GERMANY – Investors struggling to commit capital to residential real estate in growth cities can generate comparable income yields by targeting cities with declining populations and lower GDP, according to Patrizia, the German property firm.

A cluster analysis performed for the German market by research head Marcus Cieleback found significantly stronger upward rental momentum in cities with growing populations – an average 12.6% over five years, compared with 8.4% for those with shrinking populations.

But although anticipated rental increases as a result of short supply were lower than those for growth cities, lower asset prices provided sufficient compensation for investors to expand their focus. 

City-specific upward GDP trends have focused demand on prime assets.
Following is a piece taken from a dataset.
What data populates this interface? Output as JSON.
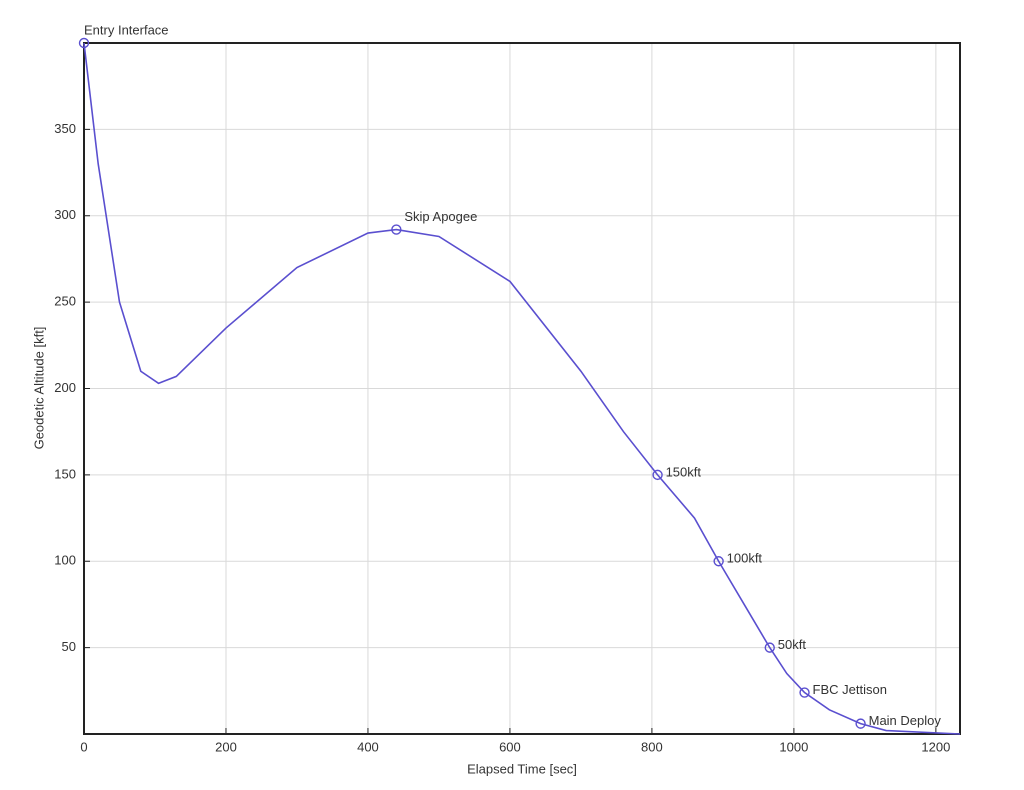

But residential supply will continue to be unequal to demand, driven by demographic growth in the medium term, with low yields as a result of rampant investor demand.

Meanwhile, although Munich posted the highest rents for new units, followed by Frankfurt and Hamburg, the greatest rental increases – those above 5% – were in the smaller cities of Coburg, Speyer and Amberg.
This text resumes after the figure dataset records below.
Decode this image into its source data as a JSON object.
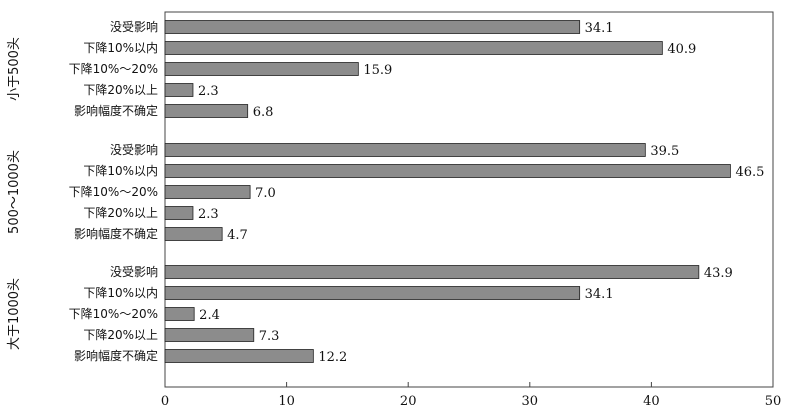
{
  "chart_data": {
    "type": "bar",
    "orientation": "horizontal",
    "title": "",
    "xlabel": "",
    "ylabel": "",
    "xlim": [
      0,
      50
    ],
    "xticks": [
      0,
      10,
      20,
      30,
      40,
      50
    ],
    "grid": false,
    "bar_color": "#8c8c8c",
    "groups": [
      {
        "name": "小于500头",
        "categories": [
          "没受影响",
          "下降10%以内",
          "下降10%～20%",
          "下降20%以上",
          "影响幅度不确定"
        ],
        "values": [
          34.1,
          40.9,
          15.9,
          2.3,
          6.8
        ],
        "value_labels": [
          "34.1",
          "40.9",
          "15.9",
          "2.3",
          "6.8"
        ]
      },
      {
        "name": "500～1000头",
        "categories": [
          "没受影响",
          "下降10%以内",
          "下降10%～20%",
          "下降20%以上",
          "影响幅度不确定"
        ],
        "values": [
          39.5,
          46.5,
          7.0,
          2.3,
          4.7
        ],
        "value_labels": [
          "39.5",
          "46.5",
          "7.0",
          "2.3",
          "4.7"
        ]
      },
      {
        "name": "大于1000头",
        "categories": [
          "没受影响",
          "下降10%以内",
          "下降10%～20%",
          "下降20%以上",
          "影响幅度不确定"
        ],
        "values": [
          43.9,
          34.1,
          2.4,
          7.3,
          12.2
        ],
        "value_labels": [
          "43.9",
          "34.1",
          "2.4",
          "7.3",
          "12.2"
        ]
      }
    ]
  }
}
However, Patrizia warned that the findings only applied to new prime assets.

Average rents are higher in urban markets with new prime residential developments – an indication, according to the researchers, that rental levels "play quite an important role" in building activity.

Cieleback added that the analysis showed the significance of qualitative housing needs because, even where the overall population is in decline, there is evidence of rental increase at the high end.

"Currently, this is a trend that gets little consideration in the investment behaviour of many institutional investors," the report said.